Durante anos o "líder de opinião" predominava na primeira fase dos blogs, sendo gente que, situada ideologicamente entre a segunda divisão da grande mídia (aquela que parece mais "imparcial") e a facção acomodada da mídia esquerdista, pouco cumpria na sua promessa em exercer o senso crítico em prol da verdadeira informação.

Com a atual fase dos blogs mais voltada ao senso crítico e ao desconfiômetro das armadilhas do jogo político-midiático, soam hoje ridículos muitos dos procedimentos do "líder de opinião", que costumam enfeitar seus blogs com fotos de autoridades, sindicalistas e professores universitários, de preferência em trajes paisanos para não assustar, acham que fazem bom jornalismo assim, sobrecarregando o aspecto formalmente político.

Selecionamos aqui alguns dos procedimentos dos "líderes de opinião", que até pouco tempo atrás arrebanhavam multidões de internautas, que eram atraídos para seus blogs menos pelas ideias apresentadas e mais pelo cartaz e pela visibilidade que os responsáveis destes blogs possuem na sociedade. Ei-los, então:

1) Consumidor de informação, ele se comporta feito criança que vê o Papai Noel toda vez que uma emissora de rádio FM cria um novo programa de falatório prolongado ou de debateboca esportivo.

2) Copia textos de outros blogs não por questão de necessidade ou contexto, mas porque quer se apropriar do prestígio da fonte original do texto copiado, por pura vaidade.

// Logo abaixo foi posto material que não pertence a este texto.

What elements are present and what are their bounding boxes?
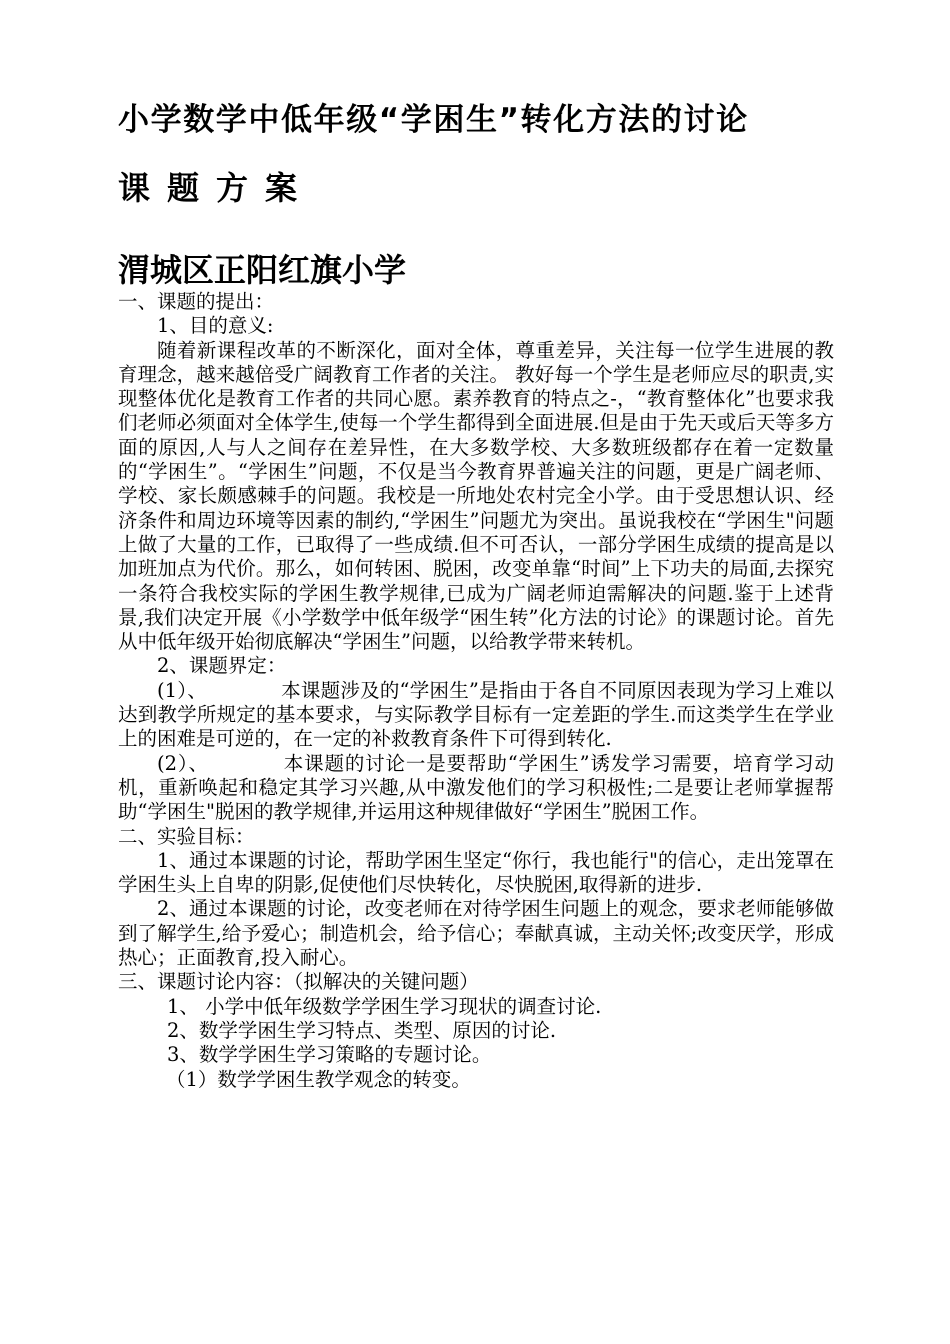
goal-item: 2、通过本课题的讨论，改变老师在对待学困生问题上的观念，要求老师能够做到了解学生,给予爱心；制造机会，给予信心；奉献真诚，主动关怀;改变厌学，形成热心；正面教育,投入耐心。	[118, 897, 834, 970]
item-text: 本课题涉及的“学困生”是指由于各自不同原因表现为学习上难以达到教学所规定的基本要求，与实际教学目标有一定差距的学生.而这类学生在学业上的困难是可逆的，在一定的补救教育条件下可得到转化.	[118, 678, 834, 751]
content-subitem: （1）数学学困生教学观念的转变。	[166, 1067, 471, 1091]
section-heading: 三、课题讨论内容：（拟解决的关键问题）	[118, 970, 479, 994]
goal-item: 1、通过本课题的讨论，帮助学困生坚定“你行，我也能行"的信心，走出笼罩在学困生头上自卑的阴影,促使他们尽快转化，尽快脱困,取得新的进步.	[118, 848, 834, 897]
section-heading: 一、课题的提出：	[118, 290, 275, 313]
school-name: 渭城区正阳红旗小学	[118, 251, 407, 289]
item-label: (1）、	[157, 678, 207, 702]
document-title: 小学数学中低年级“学困生”转化方法的讨论	[118, 102, 749, 138]
definition-item	[118, 752, 834, 825]
content-item: 2、数学学困生学习特点、类型、原因的讨论.	[167, 1018, 557, 1042]
document-subtitle: 课题方案	[118, 169, 315, 207]
subsection-heading: 2、课题界定：	[157, 654, 287, 678]
item-text: 本课题的讨论一是要帮助“学困生”诱发学习需要，培育学习动机，重新唤起和稳定其学习兴趣,从中激发他们的学习积极性;二是要让老师掌握帮助“学困生"脱困的教学规律,并运用这种规律做好“学困生”脱困工作。	[118, 751, 834, 824]
definition-item	[118, 679, 834, 752]
document-body	[118, 290, 834, 1092]
content-item: 1、 小学中低年级数学学困生学习现状的调查讨论.	[167, 994, 602, 1018]
content-item: 3、数学学困生学习策略的专题讨论。	[167, 1043, 492, 1067]
item-label: (2）、	[157, 751, 209, 775]
paragraph: 随着新课程改革的不断深化，面对全体，尊重差异，关注每一位学生进展的教育理念，越来越倍受广阔教育工作者的关注。 教好每一个学生是老师应尽的职责,实现整体优化是教育工作者的共同心愿。素养教育的特点之-，“教育整体化”也要求我们老师必须面对全体学生,使每一个学生都得到全面进展.但是由于先天或后天等多方面的原因,人与人之间存在差异性，在大多数学校、大多数班级都存在着一定数量的“学困生”。“学困生”问题，不仅是当今教育界普遍关注的问题，更是广阔老师、学校、家长颇感棘手的问题。我校是一所地处农村完全小学。由于受思想认识、经济条件和周边环境等因素的制约,“学困生”问题尤为突出。虽说我校在“学困生"问题上做了大量的工作，已取得了一些成绩.但不可否认，一部分学困生成绩的提高是以加班加点为代价。那么，如何转困、脱困，改变单靠“时间”上下功夫的局面,去探究一条符合我校实际的学困生教学规律,已成为广阔老师迫需解决的问题.鉴于上述背景,我们决定开展《小学数学中低年级学“困生转”化方法的讨论》的课题讨论。首先从中低年级开始彻底解决“学困生”问题，以给教学带来转机。	[118, 338, 834, 654]
section-heading: 二、实验目标：	[118, 824, 255, 848]
subsection-heading: 1、目的意义:	[157, 314, 274, 338]
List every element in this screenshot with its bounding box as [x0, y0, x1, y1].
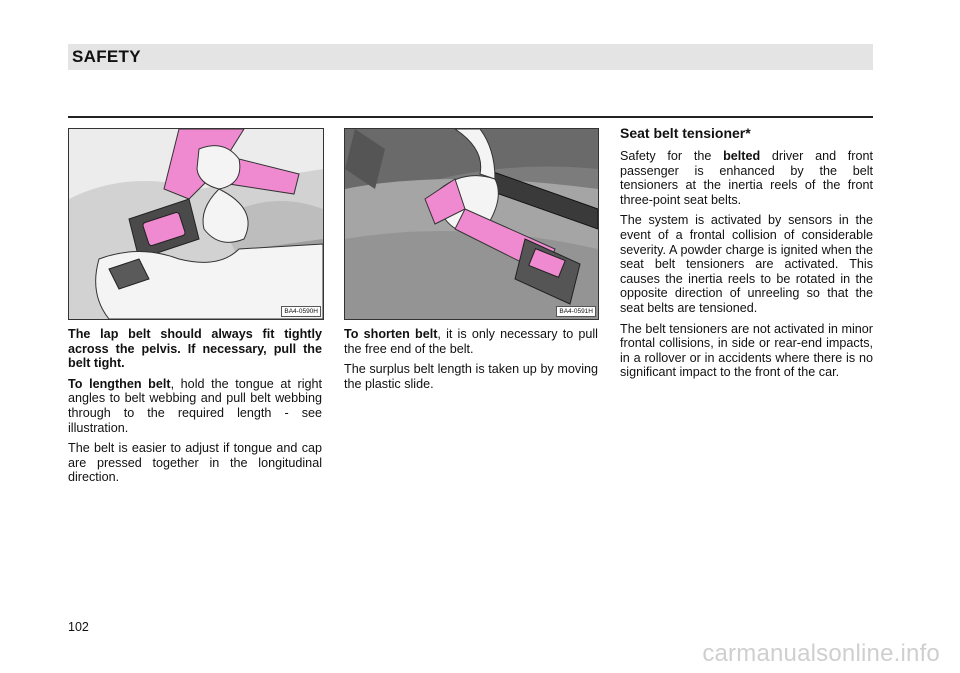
lead-paragraph: The lap belt should always fit tightly across the pelvis. If necessary, pull the belt tight. — [68, 327, 322, 371]
text-column-1 — [68, 327, 322, 491]
section-header-bar — [68, 44, 873, 70]
paragraph-text: , hold the tongue at right angles to belt webbing and pull belt webbing through to the required length - see illustration. — [68, 376, 322, 435]
text-column-3 — [620, 125, 873, 386]
paragraph-adjust: The belt is easier to adjust if tongue and cap are pressed together in the longitudinal direction. — [68, 441, 322, 485]
paragraph-lengthen-belt — [68, 377, 322, 435]
watermark: carmanualsonline.info — [702, 640, 940, 667]
figure-code: BA4-0590H — [281, 306, 321, 317]
horizontal-rule — [68, 116, 873, 118]
term-lengthen-belt: To lengthen belt — [68, 376, 171, 391]
term-shorten-belt: To shorten belt — [344, 327, 438, 341]
figure-belt-buckle — [68, 128, 324, 320]
paragraph-tensioner-intro — [620, 149, 873, 207]
paragraph-not-activated: The belt tensioners are not activated in minor frontal collisions, in side or rear-end impacts, in a rollover or in accidents where there is no significant impact to the front of the car. — [620, 321, 873, 380]
paragraph-activation: The system is activated by sensors in the event of a frontal collision of considerable severity. A powder charge is ignited when the seat belt tensioners are activated. This causes the inertia reels to be rotated in the opposite direction of unreeling so that the seat belts are tensioned. — [620, 213, 873, 315]
section-title: SAFETY — [72, 47, 141, 66]
figure-code: BA4-0591H — [556, 306, 596, 317]
section-heading: Seat belt tensioner* — [620, 125, 751, 141]
page-number: 102 — [68, 620, 89, 634]
paragraph-text: Safety for the — [620, 149, 724, 163]
term-belted: belted — [723, 149, 761, 163]
paragraph-surplus: The surplus belt length is taken up by moving the plastic slide. — [344, 362, 598, 391]
text-column-2 — [344, 327, 598, 397]
paragraph-text: , it is only necessary to pull the free end of the belt. — [344, 327, 598, 356]
figure-shorten-belt — [344, 128, 599, 320]
belt-buckle-illustration — [69, 129, 323, 319]
paragraph-text: driver and front passenger is enhanced by the belt tensioners at the inertia reels of the front three-point seat belts. — [620, 149, 874, 207]
shorten-belt-illustration — [345, 129, 598, 319]
paragraph-shorten-belt — [344, 327, 598, 356]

3) Odeia os políticos corruptos, até o momento em que qualquer um deles adquira uma frequência em rádio FM para implantar uma programação "informativa". Aí o "lider de opinião" vai exaltar o corrupto até quando for possível, ansioso por mais uma arena de visibilidade para aquele.

4) O "líder de opinião" foi um dos últimos a saber que a Folha de São Paulo é, de fato, um periódico ultra-conservador. Parecia que era ontem que o "líder de opinião" se vangloriava de ter o mundo em suas mãos só porque era assinante da Folha de São Paulo, jornal que ele, de forma triunfante, ostentava feliz e altivo para os amigos.

5) O "líder de opinião" diz odiar a Rede Globo e adora escrever ou copiar textos falando mal da referida rede de televisão. Mas, na intimidade, fica feliz em assistir ao Domingão do Faustão, Fantástico, Globo Esporte e Esporte Espetacular, programas aos quais ele assiste religiosamente. No fundo, ele amaldiçoa apenas o Jornal Nacional.

6) Na mídia esportiva, quando o assunto é ufanismo esportivo, ele se limita a falar mal de Galvão Bueno, mas diante de procedimentos similares no restante do showrnalismo esportivo, ele mantém sua alegria de criança inocente.

7) Acredita que a grande mídia só existe através de mega-corporações com escritórios na Av. Paulista. Fora isso, incluídas suas afiliadas, ele acha que a mídia restante é "cidadã" e "responsável".

8) Suas abordagens críticas à grande mídia não vão além dos clichês. Até hoje ele tenta questionar Ratinho, Gugu e Tiazinha depois que nem se critica mais eles (com a ressalva de que a Tiazinha, na verdade, é uma mulher sofisticada que parodiou uma mulher vulgar), de tão apagados eles estão na opinião pública.

9) Limita-se a entender o showrnalismo apenas nos exemplos mais grosseiros, como o noticiário policial mais sangrento e as fofocas mais picantes sobre celebridades. Ele não tem ideia de que fait divers (banalidades) também podem representar showrnalismo até mesmo na grande mídia mais "informativa".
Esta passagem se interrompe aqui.